Koronavirüs sürecinde zarar gören ilişkiler nasıl canlı tutulur?

Koronavirüs nedeniyle aynı evde haftalarını geçiren çiftlerden bazıları birçok sorunla baş etmek durumuda kaldı. Öyle ki birbirlerine tahammül edemeyecek duruma bile geldiler. Bu süreci yara almadan atlatmanın en önemli yolunun kişilerin birbirine duygusal alan açmasından geçtiğini söyleyen Dilşah Özcan, “Kişilerin aynı evde farklı alanlarda, farklı aktivitelerle uğraşması bile ilişkilerin canlı kalmasını sağlar. Birey daraldığı ortamda kendine açtığı alanla rahatlayabilir” dedi.

Koronavirüs sürecinde zarar gören ilişkiler nasıl canlı tutulur?
08 Mayıs 2020 - 16:57

Hayat normal akışında sürüp giderken, birden bire dünya tanımlayamadığı, hatta başa çıkamadığı bir virüsle karşı karşıya kaldı. Hem de en savunmasız, en beklenmedik zamanda… İnsanlar evlerine kapandı, işleriyle alakalı sorunlar yaşadı, farklı ihtiyaçlarla ilgili problemler oluştu ama en önemlisi, en temel ihtiyaçları olan hayatta kalma ihtiyaçları tehlikeye girdi. Ardından da ilişkiler etkilenmeye başladı. Peki, bu süreçte evlerine kapanan, aynı evin içinde hiç olmadığından daha uzun zaman geçiren bireylerin ilişkilerinde neler yaşanmaya başlandı? Koronavirüs evdeki ilişkileri nasıl etkiledi? DoktorTakvimi.com uzmanlarından Psikolojik Danışman Dilşah Özcan, bu süreçte yapılan araştırmalara bakıldığında kişilerin en çok korku, kaygı, tedirginlik, çaresizlik ve üzüntü duygularını yaşadıklarının tespit edildiğinin altını çizerek bu durumu da farklı ilişki tiplerini ortaya çıkardığını ifade ediyor.
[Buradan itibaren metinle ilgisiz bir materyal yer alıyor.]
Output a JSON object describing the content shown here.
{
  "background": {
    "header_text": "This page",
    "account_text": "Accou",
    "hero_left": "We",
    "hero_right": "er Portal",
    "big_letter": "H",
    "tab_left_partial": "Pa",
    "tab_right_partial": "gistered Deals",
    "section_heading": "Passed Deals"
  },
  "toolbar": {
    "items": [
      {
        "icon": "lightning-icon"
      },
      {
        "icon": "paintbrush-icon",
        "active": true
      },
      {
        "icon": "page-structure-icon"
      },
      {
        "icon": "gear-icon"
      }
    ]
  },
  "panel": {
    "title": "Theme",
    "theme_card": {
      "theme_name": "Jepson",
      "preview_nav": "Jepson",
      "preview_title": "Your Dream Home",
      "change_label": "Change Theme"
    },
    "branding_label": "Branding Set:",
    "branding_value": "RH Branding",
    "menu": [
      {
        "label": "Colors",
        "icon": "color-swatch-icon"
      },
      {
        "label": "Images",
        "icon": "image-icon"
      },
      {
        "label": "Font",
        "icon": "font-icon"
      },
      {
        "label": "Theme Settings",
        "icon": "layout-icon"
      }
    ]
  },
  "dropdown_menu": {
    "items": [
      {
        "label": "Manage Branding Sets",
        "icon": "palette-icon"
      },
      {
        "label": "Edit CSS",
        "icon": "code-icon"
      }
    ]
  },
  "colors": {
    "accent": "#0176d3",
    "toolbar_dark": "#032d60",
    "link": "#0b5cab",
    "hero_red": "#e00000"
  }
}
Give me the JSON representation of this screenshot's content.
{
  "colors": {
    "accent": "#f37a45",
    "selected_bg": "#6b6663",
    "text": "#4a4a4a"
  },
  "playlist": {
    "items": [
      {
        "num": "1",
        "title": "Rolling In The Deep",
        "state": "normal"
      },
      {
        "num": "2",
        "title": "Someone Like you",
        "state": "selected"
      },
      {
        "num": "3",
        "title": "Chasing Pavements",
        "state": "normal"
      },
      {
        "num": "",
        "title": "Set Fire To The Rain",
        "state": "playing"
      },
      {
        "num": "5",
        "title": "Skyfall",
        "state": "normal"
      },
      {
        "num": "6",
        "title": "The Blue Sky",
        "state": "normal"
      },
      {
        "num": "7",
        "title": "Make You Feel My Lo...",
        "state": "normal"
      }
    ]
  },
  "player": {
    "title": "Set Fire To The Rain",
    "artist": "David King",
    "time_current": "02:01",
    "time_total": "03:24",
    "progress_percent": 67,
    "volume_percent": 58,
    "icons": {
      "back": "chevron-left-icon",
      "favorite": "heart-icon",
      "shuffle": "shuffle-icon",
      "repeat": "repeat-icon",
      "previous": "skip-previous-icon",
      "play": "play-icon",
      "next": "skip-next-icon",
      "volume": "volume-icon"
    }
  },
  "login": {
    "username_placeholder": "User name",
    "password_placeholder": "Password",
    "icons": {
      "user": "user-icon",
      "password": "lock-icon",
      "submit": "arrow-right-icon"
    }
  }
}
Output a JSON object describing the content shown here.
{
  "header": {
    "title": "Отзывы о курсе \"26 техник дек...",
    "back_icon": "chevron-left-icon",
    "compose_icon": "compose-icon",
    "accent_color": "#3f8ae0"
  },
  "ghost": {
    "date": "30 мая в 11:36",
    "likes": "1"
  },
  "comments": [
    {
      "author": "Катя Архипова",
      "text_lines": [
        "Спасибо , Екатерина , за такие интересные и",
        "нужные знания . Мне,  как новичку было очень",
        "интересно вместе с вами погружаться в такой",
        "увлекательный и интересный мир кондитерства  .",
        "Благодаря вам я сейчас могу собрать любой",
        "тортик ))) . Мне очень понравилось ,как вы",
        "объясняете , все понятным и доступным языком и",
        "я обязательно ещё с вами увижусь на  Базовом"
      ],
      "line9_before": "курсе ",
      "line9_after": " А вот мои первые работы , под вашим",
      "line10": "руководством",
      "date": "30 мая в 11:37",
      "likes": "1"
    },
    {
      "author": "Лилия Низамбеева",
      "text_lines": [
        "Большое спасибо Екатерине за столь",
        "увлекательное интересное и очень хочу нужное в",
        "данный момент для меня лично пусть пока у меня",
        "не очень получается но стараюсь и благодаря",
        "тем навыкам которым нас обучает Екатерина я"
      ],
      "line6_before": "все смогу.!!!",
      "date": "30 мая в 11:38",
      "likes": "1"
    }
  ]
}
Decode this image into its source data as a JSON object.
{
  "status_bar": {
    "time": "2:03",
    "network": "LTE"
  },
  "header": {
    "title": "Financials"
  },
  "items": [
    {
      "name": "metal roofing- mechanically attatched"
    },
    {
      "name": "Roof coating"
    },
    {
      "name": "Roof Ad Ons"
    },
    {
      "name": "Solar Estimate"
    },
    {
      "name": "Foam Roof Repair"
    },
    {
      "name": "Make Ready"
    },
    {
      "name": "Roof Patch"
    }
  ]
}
HANGİ ÇİFT, BU SÜREÇTEN NASIL ETKİLENDİ?

Korkunun, tedirginliğin ve endişenin baskın olduğu “kontrollü gerginler ve endişeli çiftlerde” üzüntü duygusu ön plana çıktığını anlatan Psk. Dan. Dilşah Özcan, bu kişilerin yaşanılanları üzüntüyle karşılayıp zaman zaman kontrollerini kaybederek panik haliyle hareket ettiklerini belirtiyor. Kah dengeli kah endişeli davranmaya çalışan “kırılgan ruhsal denge”ye sahip çiftlerin ilişkilerinde bir uçtan bir uca savrulabildiklerini söyleyen Psk. Dan. Özcan, şöyle devam ediyor: “Bu çiftler kimi zaman birbirlerinin boğarken kimi zaman da birbirlerine sımsıkı sarılarak destek olmaya çalıştı. Ruhsal dengesizliğin en dibini yaşayarak, bir uçtan öteki uca giderken, geçişlerin verdiği dalgalanmalarda yoruldular, yıprandılar. Alınan tedbirleri sakinlikle karşılayan, yetkililerin belirttiği önlemlere uyan, gündelik hayatlarının ritmini neredeyse bozmayan “tedbirli sakin çiftler” ise bu süreçte duygularını daha iyi regüle edip, ilişkilerinde sakin ve stabil kalabilmeyi başarabildi.”